The CPOST group ran a poll in March of this year based on themes picked up in the social media posts of insurgents and statements they made to the FBI under questioning. The poll looked for people who said they “don’t trust the election results,” and found that 4 percent of respondents were willing to join a protest “even if…the protest might turn violent. That corresponds to 10 million Americans.

Several months later, CPOST ran another poll looking for people who agreed with the statements, “the 2020 election was stolen from Donald Trump and Joe Biden is an illegitimate president.” Rather than asking if respondents would join a protest that “might” turn violent, they asked if respondents believed “the use of force is justified to restore Donald Trump to the presidency.”
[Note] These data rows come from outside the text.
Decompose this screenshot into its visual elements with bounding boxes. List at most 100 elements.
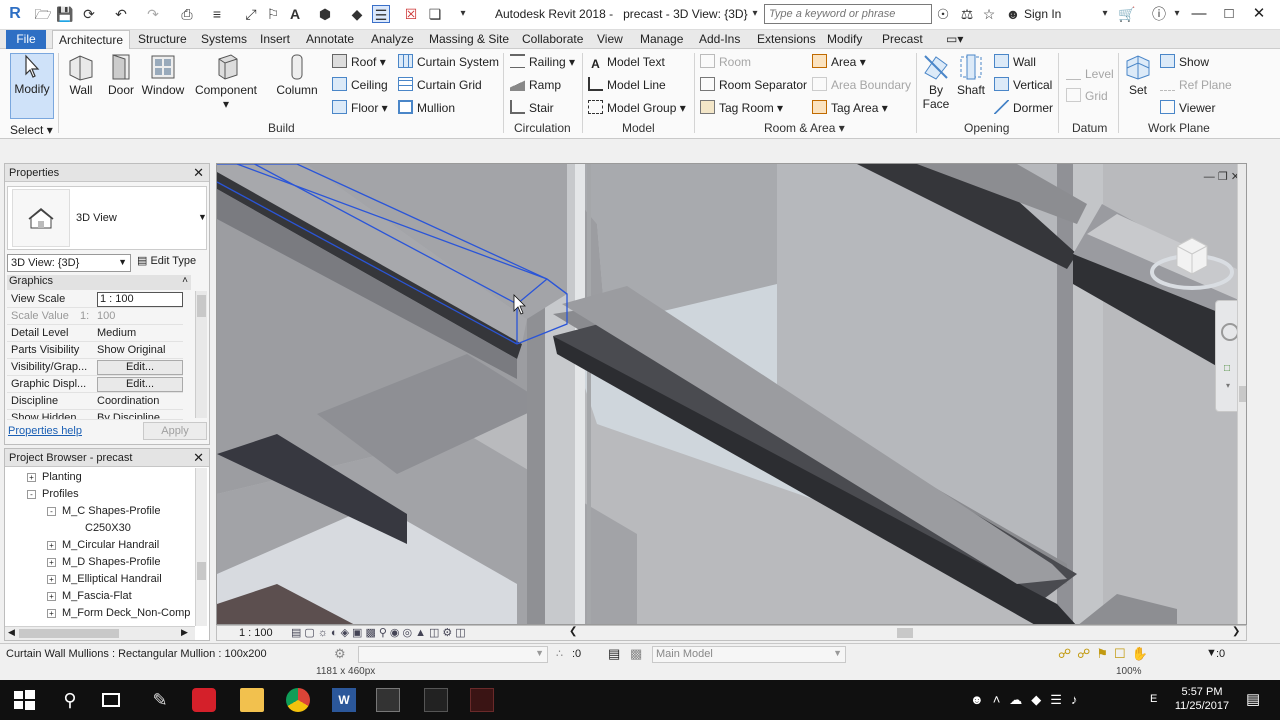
ref-plane-button[interactable]: Ref Plane (1160, 76, 1232, 94)
revit-taskbar-icon[interactable] (470, 688, 494, 712)
tab-file[interactable]: File (6, 30, 46, 49)
viewport-vscrollbar[interactable] (1237, 164, 1246, 624)
ramp-button[interactable]: Ramp (510, 76, 561, 94)
video-editor-icon[interactable] (376, 688, 400, 712)
workset-dropdown[interactable]: ▼ (358, 646, 548, 663)
view-minimize-icon[interactable]: — (1204, 171, 1215, 183)
modify-button[interactable]: Modify (10, 53, 54, 119)
recorder-app-icon[interactable] (192, 688, 216, 712)
show-hidden-icons-icon[interactable]: ˄ (993, 692, 1010, 707)
crop-view-icon[interactable]: ▣ (352, 627, 365, 639)
room-area-panel-label[interactable]: Room & Area ▾ (764, 121, 845, 135)
search-icon[interactable]: ⚲ (58, 688, 82, 712)
shaft-button[interactable]: Shaft (954, 53, 988, 115)
scrollbar-thumb[interactable] (1239, 386, 1246, 402)
curtain-grid-button[interactable]: Curtain Grid (398, 76, 482, 94)
switch-windows-icon[interactable]: ❏ (426, 5, 444, 23)
level-button[interactable]: Level (1066, 65, 1114, 83)
tab-annotate[interactable]: Annotate (300, 30, 360, 49)
tree-item-planting[interactable]: + Planting (27, 471, 82, 483)
sync-icon[interactable]: ⟳ (80, 5, 98, 23)
network-icon[interactable]: ☰ (1050, 692, 1071, 707)
file-explorer-icon[interactable] (240, 688, 264, 712)
roof-button[interactable]: Roof ▾ (332, 53, 386, 71)
sun-path-icon[interactable]: ☼ (318, 627, 331, 639)
room-button[interactable]: Room (700, 53, 751, 71)
drag-elements-icon[interactable]: ✋ (1132, 646, 1154, 661)
wall-opening-button[interactable]: Wall (994, 53, 1036, 71)
editable-only-icon[interactable]: ∴ (556, 647, 563, 660)
tab-collaborate[interactable]: Collaborate (516, 30, 589, 49)
analytical-model-icon[interactable]: ◫ (429, 627, 442, 639)
print-icon[interactable]: ⎙ (178, 5, 196, 23)
tree-item-profiles[interactable]: - Profiles (27, 488, 79, 500)
room-separator-button[interactable]: Room Separator (700, 76, 807, 94)
sign-in-dropdown-icon[interactable]: ▾ (1096, 5, 1114, 23)
undo-icon[interactable]: ↶ (112, 5, 130, 23)
select-pinned-icon[interactable]: ⚑ (1096, 646, 1114, 661)
nav-dropdown-icon[interactable]: ▾ (1226, 381, 1230, 390)
visual-style-icon[interactable]: ▢ (304, 627, 317, 639)
component-button[interactable]: Component ▾ (192, 53, 260, 115)
set-work-plane-button[interactable]: Set (1122, 53, 1154, 115)
curtain-system-button[interactable]: Curtain System (398, 53, 499, 71)
input-language[interactable]: E (1150, 693, 1157, 705)
3d-view-icon[interactable]: ⬢ (316, 5, 334, 23)
prop-row-view-scale[interactable]: View Scale 1 : 100 (7, 291, 183, 308)
show-crop-icon[interactable]: ▩ (365, 627, 378, 639)
3d-viewport[interactable]: — ❐ ✕ □ ▾ (216, 163, 1247, 625)
binoculars-icon[interactable]: ☉ (934, 5, 952, 23)
people-icon[interactable]: ☻ (970, 692, 993, 707)
clock[interactable]: 5:57 PM 11/25/2017 (1170, 685, 1234, 713)
area-button[interactable]: Area ▾ (812, 53, 866, 71)
show-work-plane-button[interactable]: Show (1160, 53, 1209, 71)
tab-add-ins[interactable]: Add-Ins (693, 30, 746, 49)
temp-hide-icon[interactable]: ◉ (390, 627, 403, 639)
stair-button[interactable]: Stair (510, 99, 554, 117)
highlight-displacement-icon[interactable]: ⚙ (442, 627, 455, 639)
apply-button[interactable]: Apply (143, 422, 207, 440)
scroll-left-icon[interactable]: ◀ (8, 627, 15, 638)
mullion-button[interactable]: Mullion (398, 99, 455, 117)
edit-type-button[interactable]: ▤ Edit Type (137, 254, 196, 267)
prop-row-discipline[interactable]: Discipline Coordination (7, 393, 183, 410)
redo-icon[interactable]: ↷ (144, 5, 162, 23)
search-input[interactable] (764, 4, 932, 24)
collapse-icon[interactable]: - (47, 507, 56, 516)
vertical-opening-button[interactable]: Vertical (994, 76, 1052, 94)
type-dropdown-icon[interactable]: ▼ (198, 212, 207, 222)
tab-precast[interactable]: Precast (876, 30, 929, 49)
section-icon[interactable]: ◆ (348, 5, 366, 23)
by-face-button[interactable]: By Face (920, 53, 952, 115)
design-option-icon[interactable]: ▩ (630, 646, 642, 662)
favorites-star-icon[interactable]: ☆ (980, 5, 998, 23)
view-scale-input[interactable]: 1 : 100 (97, 292, 183, 307)
scroll-right-icon[interactable]: ▶ (181, 627, 188, 638)
dormer-button[interactable]: Dormer (994, 99, 1053, 117)
customize-qat-icon[interactable]: ▾ (454, 5, 472, 23)
tree-item-m-form-deck[interactable]: + M_Form Deck_Non-Comp (47, 607, 195, 619)
model-group-button[interactable]: Model Group ▾ (588, 99, 686, 117)
photo-app-icon[interactable] (424, 688, 448, 712)
shadows-icon[interactable]: ◐ (331, 627, 341, 639)
wall-button[interactable]: Wall (62, 53, 100, 115)
close-hidden-icon[interactable]: ☒ (402, 5, 420, 23)
tab-analyze[interactable]: Analyze (365, 30, 420, 49)
hscroll-thumb[interactable] (19, 629, 119, 638)
tab-architecture[interactable]: Architecture (52, 30, 131, 49)
title-dropdown-icon[interactable]: ▾ (746, 5, 764, 23)
viewbar-hscroll-thumb[interactable] (897, 628, 913, 638)
tree-item-m-d-shapes-profile[interactable]: + M_D Shapes-Profile (47, 556, 160, 568)
view-restore-icon[interactable]: ❐ (1218, 171, 1228, 183)
design-options-icon[interactable]: ▤ (608, 646, 620, 662)
tag-room-button[interactable]: Tag Room ▾ (700, 99, 783, 117)
open-icon[interactable]: 🗁 (34, 5, 52, 23)
dropbox-icon[interactable]: ◆ (1031, 692, 1050, 707)
instance-selector[interactable]: 3D View: {3D} ▼ (7, 254, 131, 272)
reveal-hidden-icon[interactable]: ◎ (403, 627, 416, 639)
select-links-icon[interactable]: ☍ (1058, 646, 1077, 661)
window-button[interactable]: Window (140, 53, 186, 115)
viewer-button[interactable]: Viewer (1160, 99, 1215, 117)
tree-item-m-c-shapes-profile[interactable]: - M_C Shapes-Profile (47, 505, 160, 517)
task-view-icon[interactable] (102, 693, 120, 707)
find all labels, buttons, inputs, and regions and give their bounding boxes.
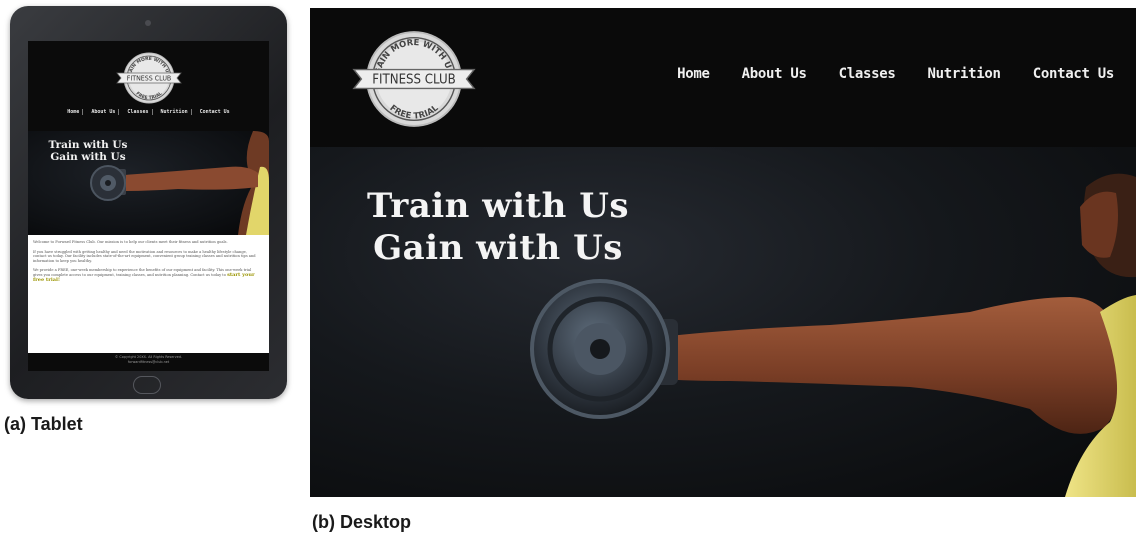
tablet-hero-line2: Gain with Us — [50, 151, 126, 163]
tablet-hero-line1: Train with Us — [48, 139, 128, 151]
camera-icon — [145, 20, 151, 26]
tablet-hero-title: Train with Us Gain with Us — [28, 139, 148, 163]
desktop-hero-title: Train with Us Gain with Us — [338, 185, 658, 269]
svg-text:FITNESS CLUB: FITNESS CLUB — [372, 73, 456, 88]
svg-text:FITNESS CLUB: FITNESS CLUB — [127, 75, 172, 83]
tablet-footer: © Copyright 20XX. All Rights Reserved. f… — [28, 353, 269, 371]
tablet-nav-home[interactable]: Home — [64, 109, 84, 115]
tablet-header: GAIN MORE WITH US FREE TRIAL FITNESS CLU… — [28, 41, 269, 131]
tablet-nav-about[interactable]: About Us — [88, 109, 120, 115]
home-button[interactable] — [133, 376, 161, 394]
tablet-nav-contact[interactable]: Contact Us — [197, 109, 233, 115]
tablet-nav: Home About Us Classes Nutrition Contact … — [28, 109, 269, 115]
nav-home[interactable]: Home — [677, 66, 710, 82]
tablet-logo[interactable]: GAIN MORE WITH US FREE TRIAL FITNESS CLU… — [116, 49, 182, 107]
tablet-screen: GAIN MORE WITH US FREE TRIAL FITNESS CLU… — [28, 41, 269, 371]
nav-classes[interactable]: Classes — [839, 66, 896, 82]
tablet-paragraph-3: We provide a FREE, one-week membership t… — [33, 268, 261, 282]
tablet-caption: (a) Tablet — [4, 414, 83, 434]
tablet-nav-classes[interactable]: Classes — [124, 109, 153, 115]
desktop-nav: Home About Us Classes Nutrition Contact … — [677, 66, 1114, 82]
desktop-screen: GAIN MORE WITH US FREE TRIAL FITNESS CLU… — [310, 8, 1136, 497]
tablet-copyright: © Copyright 20XX. All Rights Reserved. — [114, 355, 183, 359]
desktop-header: GAIN MORE WITH US FREE TRIAL FITNESS CLU… — [310, 8, 1136, 147]
tablet-paragraph-3-text: We provide a FREE, one-week membership t… — [33, 268, 252, 277]
desktop-caption: (b) Desktop — [312, 512, 411, 532]
desktop-logo[interactable]: GAIN MORE WITH US FREE TRIAL FITNESS CLU… — [352, 24, 476, 134]
tablet-paragraph-2: If you have struggled with getting healt… — [33, 249, 256, 263]
tablet-hero: Train with Us Gain with Us — [28, 131, 269, 235]
tablet-paragraph-1: Welcome to Forward Fitness Club. Our mis… — [33, 240, 228, 244]
nav-about-us[interactable]: About Us — [742, 66, 807, 82]
tablet-nav-nutrition[interactable]: Nutrition — [158, 109, 192, 115]
tablet-content: Welcome to Forward Fitness Club. Our mis… — [28, 235, 269, 353]
desktop-hero-line2: Gain with Us — [373, 228, 623, 268]
tablet-email-link[interactable]: forwardfitness@club.net — [28, 360, 269, 365]
tablet-device: GAIN MORE WITH US FREE TRIAL FITNESS CLU… — [10, 6, 287, 399]
nav-nutrition[interactable]: Nutrition — [928, 66, 1001, 82]
desktop-hero: Train with Us Gain with Us — [310, 147, 1136, 497]
desktop-hero-line1: Train with Us — [367, 186, 629, 226]
nav-contact-us[interactable]: Contact Us — [1033, 66, 1115, 82]
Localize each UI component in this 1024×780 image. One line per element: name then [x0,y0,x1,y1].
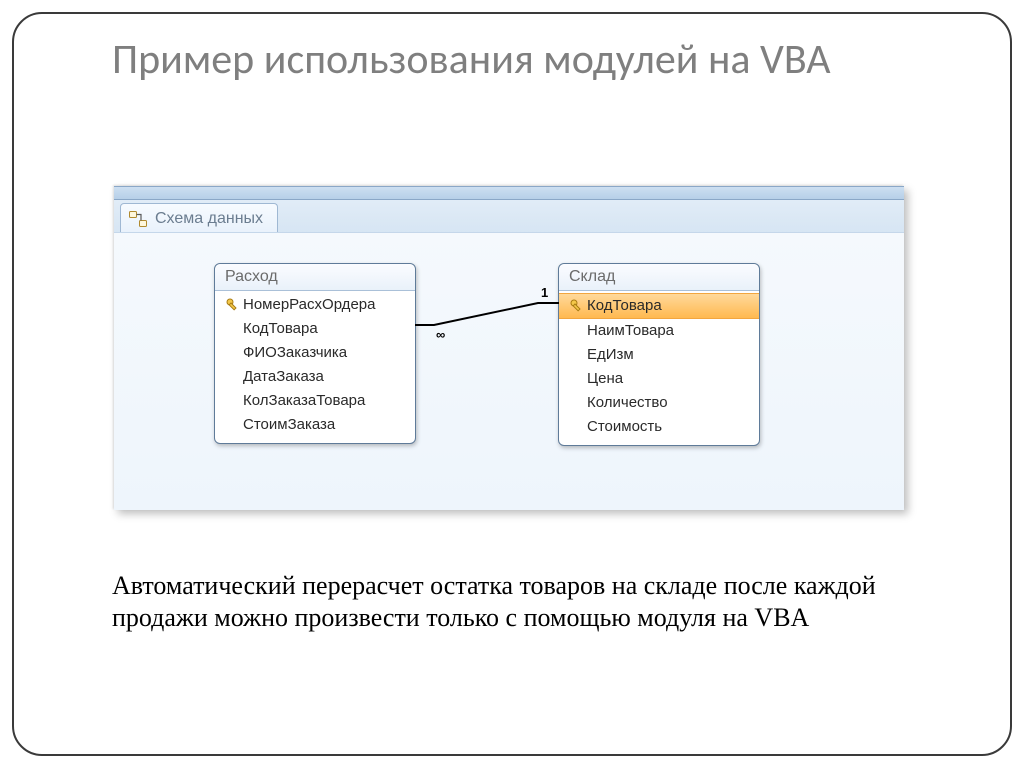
table-title: Склад [559,264,759,291]
field-name: ДатаЗаказа [243,367,324,387]
cardinality-many: ∞ [436,327,445,342]
field-row[interactable]: НомерРасхОрдера [215,293,415,317]
slide-frame: Пример использования модулей на VBA Схем… [12,12,1012,756]
field-row[interactable]: КолЗаказаТовара [215,389,415,413]
table-title: Расход [215,264,415,291]
cardinality-one: 1 [541,285,548,300]
table-raskhod[interactable]: Расход НомерРасхОр [214,263,416,444]
table-body: КодТовара НаимТовара ЕдИзм Цена Количест… [559,291,759,445]
tab-label: Схема данных [155,210,263,228]
field-name: СтоимЗаказа [243,415,335,435]
table-body: НомерРасхОрдера КодТовара ФИОЗаказчика Д… [215,291,415,443]
slide-title: Пример использования модулей на VBA [112,36,942,83]
field-name: Цена [587,369,623,389]
field-name: НомерРасхОрдера [243,295,375,315]
field-row[interactable]: Цена [559,367,759,391]
field-row[interactable]: Количество [559,391,759,415]
screenshot-container: Схема данных Расход [114,186,904,510]
field-row[interactable]: ФИОЗаказчика [215,341,415,365]
field-name: ЕдИзм [587,345,634,365]
field-name: Стоимость [587,417,662,437]
field-row[interactable]: НаимТовара [559,319,759,343]
field-name: КолЗаказаТовара [243,391,365,411]
document-tabbar: Схема данных [114,200,904,235]
field-name: КодТовара [243,319,318,339]
field-name: Количество [587,393,668,413]
field-name: КодТовара [587,296,662,316]
relationships-icon [129,211,147,227]
field-name: ФИОЗаказчика [243,343,347,363]
ribbon-strip [114,186,904,200]
table-sklad[interactable]: Склад КодТовара [558,263,760,446]
primary-key-icon [223,298,243,312]
field-row[interactable]: КодТовара [215,317,415,341]
field-row[interactable]: СтоимЗаказа [215,413,415,437]
relationships-canvas[interactable]: Расход НомерРасхОр [114,232,904,510]
tab-schema[interactable]: Схема данных [120,203,278,235]
primary-key-icon [567,299,587,313]
field-row[interactable]: ДатаЗаказа [215,365,415,389]
field-name: НаимТовара [587,321,674,341]
field-row[interactable]: КодТовара [559,293,759,319]
access-relationships-window: Схема данных Расход [114,186,904,510]
field-row[interactable]: Стоимость [559,415,759,439]
slide-body-text: Автоматический перерасчет остатка товаро… [112,570,932,633]
field-row[interactable]: ЕдИзм [559,343,759,367]
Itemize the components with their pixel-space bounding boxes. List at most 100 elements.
“In the June results, just over 8 percent agreed that Biden was illegitimate and that violence was justified to restore Trump to the White House,” CPOST found. “That corresponds to 21 million American adults.” Gellman reports that “An unrelated Public Religion Research Institute survey on November 1 found that an even larger proportion of Americans, 12 percent, believed both that the election had been stolen from Trump and that ‘true American patriots may have to resort to violence in order to save our country.’” That number corresponds to more than 25 million Americans.

CPOST referred to the larger number in their poll as “committed insurrectionist,” and found that they were “genuinely dangerous” and “…more than one in four said the country needed groups like the Oath Keepers and Proud Boys. One-third of them owned guns, and 15 percent had served in the military. All had easy access to the organizing power of the internet.”

This is the difference between “then” and “now”: Violent insurrection was not even contemplated in the run-up to the 2020 presidential election, but it happened on January 6 of this year. A significant part of the Republican Party has accepted violence as a legitimate form of political action. Republican members of congress and other Republican political leaders regularly refer to those arrested for assaulting the Capitol as “political prisoners.” There is little doubt that if Trump were to achieve the presidency in 2024, he would pardon all of those arrested for the insurrection on January 6.

Republican-led legislatures and Republican governors around the country are engaged as we speak in re-defining protests as riots and justifying killing protestors as self-defense. This is fascism, pure and simple. There are people in this country right now who are planning for violent insurrection. Hitler ordered the last Night of the Long Knives, killing his political opponents in a purge to put himself in power. Donald Trump is preparing to order the next one.